Here are a few additional things **you should check and change to make sure your `process_data_fm` function satisfies**:
- Unlike the homework, we will not be expecting your `process_data_fm` function to return both the design matrix `X` and the observed target vector `y`; your function should now **only return X**.
- In addition, you **may NOT incorporate the `Sale Price` column in your feature engineering process** (so things such as removing outliers in Sale Price that would work for question 8 will no longer apply here anymore)
- We understand that the original training and test data have a lot illegitimate prices that actually detract quite a bit from your model's performance. In order to help you focus on actually **engineering the best features and looking for patterns within your data**, we have prefiltered the data a bit more and removed those outliers in advance.

In [None]:
# Please include all of your feature engineering process inside this function.
# Do not modify the parameters of the function below. 
# Note that data will no longer have the column Sale Price in it directly, so plan your feature engineering process around that.
def process_data_fm(data):
    # Replace the following line with your own feature engineering pipeline
    X = data
    ...
    return X

## Step 3. Train your model

Run the following cell to import the new set of training data to fit your model on. **No coding is required from you for this part**. If your `process_data_fm` satisfies all the specified requirements, the cell should run without any error.
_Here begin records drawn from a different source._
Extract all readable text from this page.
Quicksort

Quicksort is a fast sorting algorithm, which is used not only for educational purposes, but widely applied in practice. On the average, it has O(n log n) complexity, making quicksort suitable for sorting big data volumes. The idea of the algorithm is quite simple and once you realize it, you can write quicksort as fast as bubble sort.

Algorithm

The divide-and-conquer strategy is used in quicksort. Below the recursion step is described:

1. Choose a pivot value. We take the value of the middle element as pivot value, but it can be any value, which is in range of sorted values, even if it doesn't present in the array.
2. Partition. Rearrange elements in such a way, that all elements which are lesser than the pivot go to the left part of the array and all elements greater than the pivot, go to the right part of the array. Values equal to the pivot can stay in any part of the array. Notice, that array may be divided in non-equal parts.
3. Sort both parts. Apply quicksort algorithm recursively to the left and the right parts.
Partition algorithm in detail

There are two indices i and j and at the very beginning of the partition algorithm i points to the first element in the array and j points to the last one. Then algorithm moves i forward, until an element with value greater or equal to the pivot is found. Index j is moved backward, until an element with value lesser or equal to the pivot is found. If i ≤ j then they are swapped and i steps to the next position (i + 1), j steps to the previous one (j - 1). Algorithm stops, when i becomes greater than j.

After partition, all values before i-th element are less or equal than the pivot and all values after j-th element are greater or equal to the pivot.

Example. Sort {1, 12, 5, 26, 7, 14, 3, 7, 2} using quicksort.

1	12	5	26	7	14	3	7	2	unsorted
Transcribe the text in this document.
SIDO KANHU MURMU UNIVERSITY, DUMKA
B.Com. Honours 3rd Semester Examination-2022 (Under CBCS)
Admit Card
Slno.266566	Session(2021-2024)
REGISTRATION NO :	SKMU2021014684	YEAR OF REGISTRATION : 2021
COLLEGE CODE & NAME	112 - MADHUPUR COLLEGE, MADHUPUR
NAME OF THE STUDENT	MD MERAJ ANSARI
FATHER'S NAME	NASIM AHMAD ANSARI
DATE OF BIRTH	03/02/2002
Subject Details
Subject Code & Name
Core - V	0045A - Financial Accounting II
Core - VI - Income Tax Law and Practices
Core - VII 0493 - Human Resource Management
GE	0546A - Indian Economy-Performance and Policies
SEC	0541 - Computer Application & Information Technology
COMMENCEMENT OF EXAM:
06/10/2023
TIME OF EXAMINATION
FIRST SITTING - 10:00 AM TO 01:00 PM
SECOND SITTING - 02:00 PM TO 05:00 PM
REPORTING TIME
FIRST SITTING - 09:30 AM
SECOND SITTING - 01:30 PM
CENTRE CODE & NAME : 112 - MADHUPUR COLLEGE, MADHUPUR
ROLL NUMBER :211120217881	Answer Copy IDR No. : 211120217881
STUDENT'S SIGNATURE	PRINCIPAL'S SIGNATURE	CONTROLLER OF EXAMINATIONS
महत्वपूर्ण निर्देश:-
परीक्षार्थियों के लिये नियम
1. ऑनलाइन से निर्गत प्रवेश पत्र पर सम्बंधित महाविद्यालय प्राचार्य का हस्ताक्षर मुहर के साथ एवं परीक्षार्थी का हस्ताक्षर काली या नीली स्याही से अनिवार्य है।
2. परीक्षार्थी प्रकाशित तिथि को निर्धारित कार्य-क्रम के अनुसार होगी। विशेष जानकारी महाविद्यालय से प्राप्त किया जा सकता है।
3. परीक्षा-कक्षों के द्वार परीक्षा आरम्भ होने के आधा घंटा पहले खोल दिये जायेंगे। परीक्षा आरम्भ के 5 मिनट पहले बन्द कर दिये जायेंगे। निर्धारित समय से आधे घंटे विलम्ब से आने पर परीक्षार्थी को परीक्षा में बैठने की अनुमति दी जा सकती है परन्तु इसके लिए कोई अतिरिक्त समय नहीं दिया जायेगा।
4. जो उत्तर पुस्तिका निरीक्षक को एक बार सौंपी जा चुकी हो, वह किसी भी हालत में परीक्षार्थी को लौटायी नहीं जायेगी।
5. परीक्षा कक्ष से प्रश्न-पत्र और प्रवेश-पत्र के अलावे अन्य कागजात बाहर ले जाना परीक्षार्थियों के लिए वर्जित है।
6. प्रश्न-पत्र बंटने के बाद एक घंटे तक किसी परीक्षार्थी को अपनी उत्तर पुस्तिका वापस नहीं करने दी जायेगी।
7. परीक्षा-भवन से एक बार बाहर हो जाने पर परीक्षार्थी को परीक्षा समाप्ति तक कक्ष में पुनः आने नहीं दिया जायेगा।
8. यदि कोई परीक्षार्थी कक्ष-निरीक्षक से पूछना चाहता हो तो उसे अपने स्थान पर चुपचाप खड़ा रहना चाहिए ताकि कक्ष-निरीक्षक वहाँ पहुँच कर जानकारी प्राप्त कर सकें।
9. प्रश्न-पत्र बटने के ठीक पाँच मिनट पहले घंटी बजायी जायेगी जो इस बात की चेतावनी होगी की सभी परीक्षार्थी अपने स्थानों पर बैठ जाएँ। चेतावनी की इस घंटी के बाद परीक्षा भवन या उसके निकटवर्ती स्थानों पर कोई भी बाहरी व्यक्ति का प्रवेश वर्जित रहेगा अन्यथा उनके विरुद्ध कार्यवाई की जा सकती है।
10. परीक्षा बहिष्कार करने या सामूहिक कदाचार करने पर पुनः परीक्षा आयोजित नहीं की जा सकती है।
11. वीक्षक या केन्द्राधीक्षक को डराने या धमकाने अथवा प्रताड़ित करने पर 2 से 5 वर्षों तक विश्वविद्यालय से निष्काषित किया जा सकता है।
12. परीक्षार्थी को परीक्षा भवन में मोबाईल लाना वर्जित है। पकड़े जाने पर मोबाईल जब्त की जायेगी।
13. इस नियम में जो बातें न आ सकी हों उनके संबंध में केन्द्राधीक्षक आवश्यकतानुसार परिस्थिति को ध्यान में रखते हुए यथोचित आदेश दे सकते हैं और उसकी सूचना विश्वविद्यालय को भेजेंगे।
**As usual**, your model will predict the log-transformed sale price, and our autograder will handle transforming your predictions back to the normal vlaues.

In [None]:
train_data = pd.read_csv('cook_county_contest_train.csv', index_col='Unnamed: 0')
y_train = np.log(train_data['Sale Price'])
train_data = train_data.drop(columns=['Sale Price'])
X_train = process_data_fm(train_data)
model = lm.LinearRegression(fit_intercept=True)
model.fit(X_train, y_train);

## Step 4. Make Predictions on the Test Dataset

Run the following cell to estimate the sale price on the test dataset and export your model's predictions as a csv file called `predictions.csv`. Download the csv file from the same directory as the current notebook and submit it to the Gradescope assignment **Homework 7 - Build Your Own Model** and you should be able to see your model's rank from there!

In [None]:
test_data = pd.read_csv('cook_county_contest_test.csv', index_col='Unnamed: 0')
X_test = process_data_fm(test_data)
y_test_predicted = model.predict(X_test)
predictions = pd.DataFrame({'Sale Price': y_test_predicted})
predictions.to_csv('predictions.csv')
print('Your predictions have been exported as predictions.csv. Please download the file and submit it to Gradescope. ')